La Trobe University experts in sleep science studied the way antechinus – a small shrew-like mammal that is prevalent in eastern Australia – adapts its sleeping behaviour and what impact the lack of sleep has on its behaviour.

Led by Erika Zaid, Graduate Researcher in Animal Plant and Soil Sciences, and Associate Professor John Lesku, Head of the Sleep Ecophysiology Group at La Trobe University, the study found male antechinus slept on average three hours less per night, every night, for three weeks during mating season, seemingly without affecting performance.

One male halved his sleep through the period, during which males compete through physical contest and sperm competition for access to as many females as possible to maximise reproductive success.

“In humans and other animals, restricting the normal amount of sleep leads to worse performance while awake; an effect that compounds night after night,” Ms Zaid said.

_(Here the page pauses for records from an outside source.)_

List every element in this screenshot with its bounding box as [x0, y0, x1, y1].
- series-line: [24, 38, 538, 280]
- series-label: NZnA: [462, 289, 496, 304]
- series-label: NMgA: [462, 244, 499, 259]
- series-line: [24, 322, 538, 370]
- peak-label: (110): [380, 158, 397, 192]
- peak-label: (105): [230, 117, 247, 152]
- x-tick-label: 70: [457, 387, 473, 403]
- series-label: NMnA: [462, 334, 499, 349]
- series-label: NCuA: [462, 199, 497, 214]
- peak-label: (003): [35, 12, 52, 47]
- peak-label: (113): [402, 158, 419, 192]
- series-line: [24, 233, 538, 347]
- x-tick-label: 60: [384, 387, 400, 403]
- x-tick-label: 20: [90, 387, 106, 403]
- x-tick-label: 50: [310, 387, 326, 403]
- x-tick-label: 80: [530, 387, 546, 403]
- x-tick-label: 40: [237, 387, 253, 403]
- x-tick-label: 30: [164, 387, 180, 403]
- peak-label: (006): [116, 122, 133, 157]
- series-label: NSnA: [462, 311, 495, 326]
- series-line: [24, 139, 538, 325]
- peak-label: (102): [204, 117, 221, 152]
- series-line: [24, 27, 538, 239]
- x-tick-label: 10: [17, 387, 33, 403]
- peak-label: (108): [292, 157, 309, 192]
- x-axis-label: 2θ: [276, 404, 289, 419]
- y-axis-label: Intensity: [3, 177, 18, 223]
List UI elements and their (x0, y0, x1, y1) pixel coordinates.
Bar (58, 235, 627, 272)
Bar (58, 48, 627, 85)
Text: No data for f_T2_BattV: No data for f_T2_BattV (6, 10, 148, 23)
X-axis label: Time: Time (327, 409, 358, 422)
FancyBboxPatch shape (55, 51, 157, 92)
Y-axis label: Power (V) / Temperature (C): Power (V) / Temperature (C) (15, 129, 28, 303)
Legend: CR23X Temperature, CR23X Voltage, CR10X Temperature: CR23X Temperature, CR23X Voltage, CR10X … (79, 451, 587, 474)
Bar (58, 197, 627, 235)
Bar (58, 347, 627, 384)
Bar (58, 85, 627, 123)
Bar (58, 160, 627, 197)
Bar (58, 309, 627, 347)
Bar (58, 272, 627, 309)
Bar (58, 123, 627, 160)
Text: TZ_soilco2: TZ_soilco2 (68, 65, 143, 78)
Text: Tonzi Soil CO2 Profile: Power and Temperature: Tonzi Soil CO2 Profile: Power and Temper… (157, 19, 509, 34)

“The level of sleep loss in the antechinus would impair humans’ waking performance.”

Ms Zaid said what was unclear was whether the mammals were equally compromised but just accepting the physiological cost, or they are more resilient to the negative effects of sleep deprivation.

“Either they suffer but push on in order to secure paternity and pass their genes on, or they are resilient to the effects of chronic sleep restriction. In any case, they seem remarkably unlike how humans respond to even modest periods of extended wake,” Ms Zaid said.

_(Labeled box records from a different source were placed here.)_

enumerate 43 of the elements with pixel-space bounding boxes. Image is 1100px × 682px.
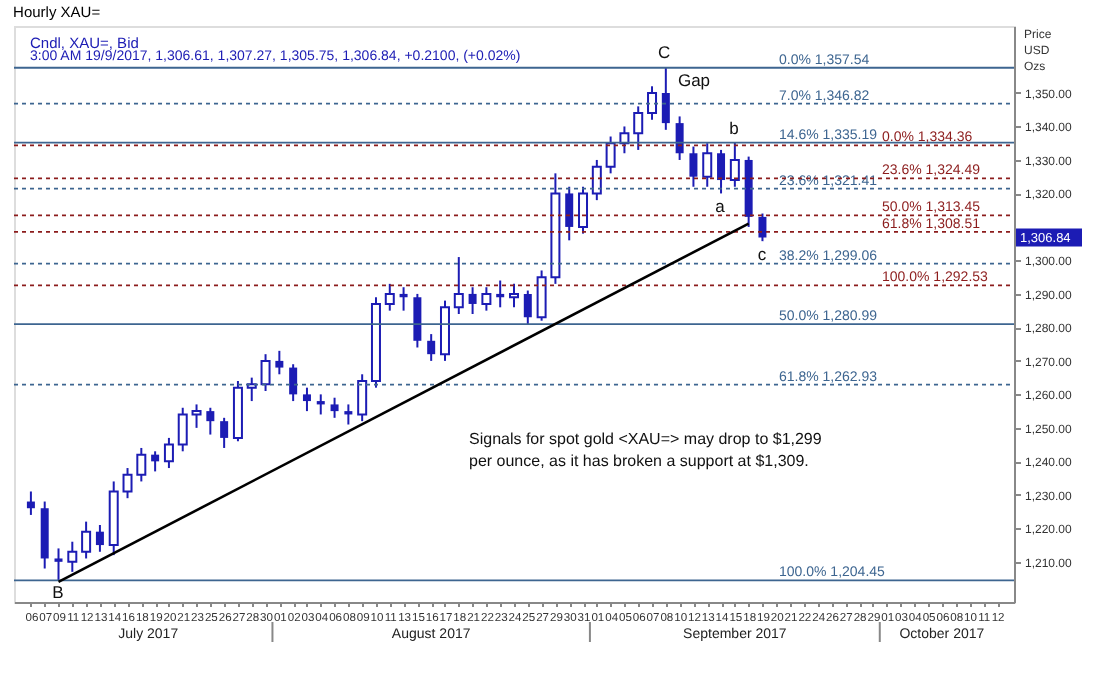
candlestick xyxy=(702,142,713,188)
candlestick xyxy=(509,282,519,309)
candlestick xyxy=(427,333,436,362)
candlestick xyxy=(330,396,339,419)
candlestick xyxy=(633,105,644,151)
candlestick xyxy=(177,406,188,453)
candlestick xyxy=(260,353,271,393)
candlestick xyxy=(717,148,726,195)
candlestick xyxy=(302,386,311,413)
candlestick xyxy=(246,376,257,403)
annotation: c xyxy=(757,244,768,264)
annotation: B xyxy=(52,582,65,602)
candlestick xyxy=(591,158,602,202)
candlestick xyxy=(163,436,174,470)
annotation: b xyxy=(729,118,740,138)
candlestick xyxy=(54,547,63,582)
candlestick xyxy=(689,145,698,188)
candlestick xyxy=(95,523,104,553)
candlestick xyxy=(661,66,670,131)
candlestick xyxy=(289,363,298,403)
candlestick xyxy=(523,289,532,326)
candlestick xyxy=(81,520,92,560)
annotation: C xyxy=(657,42,671,62)
candlestick xyxy=(439,299,450,362)
candlestick xyxy=(275,349,284,376)
candlestick xyxy=(729,141,740,188)
candlestick xyxy=(453,256,464,315)
candlestick xyxy=(481,286,492,312)
candlestick xyxy=(758,212,767,243)
annotation: Signals for spot gold <XAU=> may drop to $1,299 per ounce, as it has broken a support at $1,309. xyxy=(469,430,823,471)
candlestick xyxy=(468,286,477,315)
candlestick xyxy=(565,185,574,242)
candlestick xyxy=(191,403,202,429)
candlestick xyxy=(413,292,422,349)
candlestick xyxy=(357,373,368,423)
annotation: Gap xyxy=(677,70,711,90)
candlestick xyxy=(67,540,78,573)
candlestick xyxy=(220,416,229,449)
annotation: a xyxy=(715,196,726,216)
candlestick xyxy=(206,406,215,436)
candlestick xyxy=(647,85,658,121)
candlestick xyxy=(384,282,395,312)
candlestick xyxy=(578,185,589,235)
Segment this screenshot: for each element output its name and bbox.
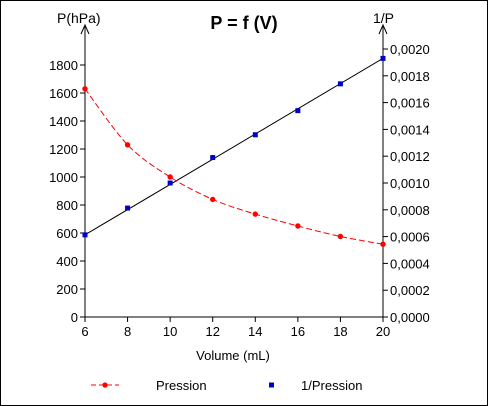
x-tick-label: 20 xyxy=(376,324,390,339)
pression-point xyxy=(337,233,344,240)
pression-point xyxy=(210,196,216,203)
x-tick-label: 10 xyxy=(163,324,177,339)
inverse-pression-point xyxy=(337,81,343,87)
axes-layer xyxy=(80,23,388,318)
y-right-tick-label: 0,0004 xyxy=(390,256,430,271)
y-right-tick-label: 0,0014 xyxy=(390,122,430,137)
pression-curve xyxy=(84,88,384,245)
inverse-pression-fit-line xyxy=(84,57,384,236)
y-left-tick-label: 0 xyxy=(71,310,78,325)
y-right-axis-label: 1/P xyxy=(373,10,394,26)
y-left-axis-arrow xyxy=(80,23,90,35)
x-tick-label: 6 xyxy=(81,324,88,339)
y-right-tick-label: 0,0010 xyxy=(390,176,430,191)
y-left-tick-label: 1200 xyxy=(49,142,78,157)
legend: Pression 1/Pression xyxy=(91,378,362,393)
y-right-tick-label: 0,0000 xyxy=(390,310,430,325)
y-right-tick-label: 0,0016 xyxy=(390,96,430,111)
y-left-tick-label: 1000 xyxy=(49,170,78,185)
inverse-pression-point xyxy=(252,132,258,138)
legend-pression-marker xyxy=(102,382,108,388)
inverse-pression-point xyxy=(82,232,88,238)
series-layer xyxy=(82,55,386,247)
y-left-tick-label: 1800 xyxy=(49,58,78,73)
y-left-axis-label: P(hPa) xyxy=(57,10,101,26)
y-right-tick-label: 0,0008 xyxy=(390,203,430,218)
y-right-tick-label: 0,0012 xyxy=(390,149,430,164)
y-left-tick-label: 1600 xyxy=(49,86,78,101)
legend-inverse-pression-marker xyxy=(269,382,274,388)
y-left-tick-label: 800 xyxy=(56,198,78,213)
y-left-tick-label: 200 xyxy=(56,282,78,297)
inverse-pression-point xyxy=(125,205,131,211)
y-right-tick-label: 0,0018 xyxy=(390,69,430,84)
pression-point xyxy=(167,174,173,180)
inverse-pression-point xyxy=(295,108,301,114)
y-left-tick-label: 600 xyxy=(56,226,78,241)
inverse-pression-point xyxy=(210,155,216,161)
y-left-tick-label: 400 xyxy=(56,254,78,269)
x-tick-label: 14 xyxy=(248,324,262,339)
ticks-layer: 6 8 10 12 14 16 18 2002004006008001000120014001… xyxy=(49,42,430,339)
legend-inverse-pression-label: 1/Pression xyxy=(301,378,362,393)
x-tick-label: 8 xyxy=(124,324,131,339)
chart-title: P = f (V) xyxy=(210,13,277,33)
x-tick-label: 12 xyxy=(205,324,219,339)
y-left-tick-label: 1400 xyxy=(49,114,78,129)
legend-pression-label: Pression xyxy=(156,378,207,393)
y-right-tick-label: 0,0002 xyxy=(390,283,430,298)
y-right-tick-label: 0,0006 xyxy=(390,230,430,245)
pression-point xyxy=(252,211,258,217)
y-right-axis-arrow xyxy=(378,23,388,35)
pression-point xyxy=(124,142,131,148)
pression-point xyxy=(295,223,301,229)
x-tick-label: 18 xyxy=(333,324,347,339)
inverse-pression-point xyxy=(167,180,173,186)
x-tick-label: 16 xyxy=(291,324,305,339)
pression-point xyxy=(82,86,88,92)
x-axis-label: Volume (mL) xyxy=(196,348,270,363)
inverse-pression-point xyxy=(380,55,386,61)
pression-point xyxy=(380,241,386,247)
y-right-tick-label: 0,0020 xyxy=(390,42,430,57)
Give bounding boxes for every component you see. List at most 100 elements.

“This remains an exciting mystery and perhaps the most important unanswered question in sleep research today.

“In the future it would be of value to directly investigate the functional consequences that sleep loss might have on breeding male antechinus, such as reduced immune function, brain plasticity and neurogenesis,” she said.

Ms Zaid said the antechinus did display some impacts after breeding season, including the development of skin lesions and fur loss that resembled physical changes in sleep-deprived rats. However, sleep loss may not be the cause of the male die-off.

In addition, eight of the 10 mammals studied became sterile, and two died at the same time, signalling a potential unknown trigger for simultaneous “programmed” death.

The study, Semelparous marsupials reduce sleep for sex, has been published in Current Biology.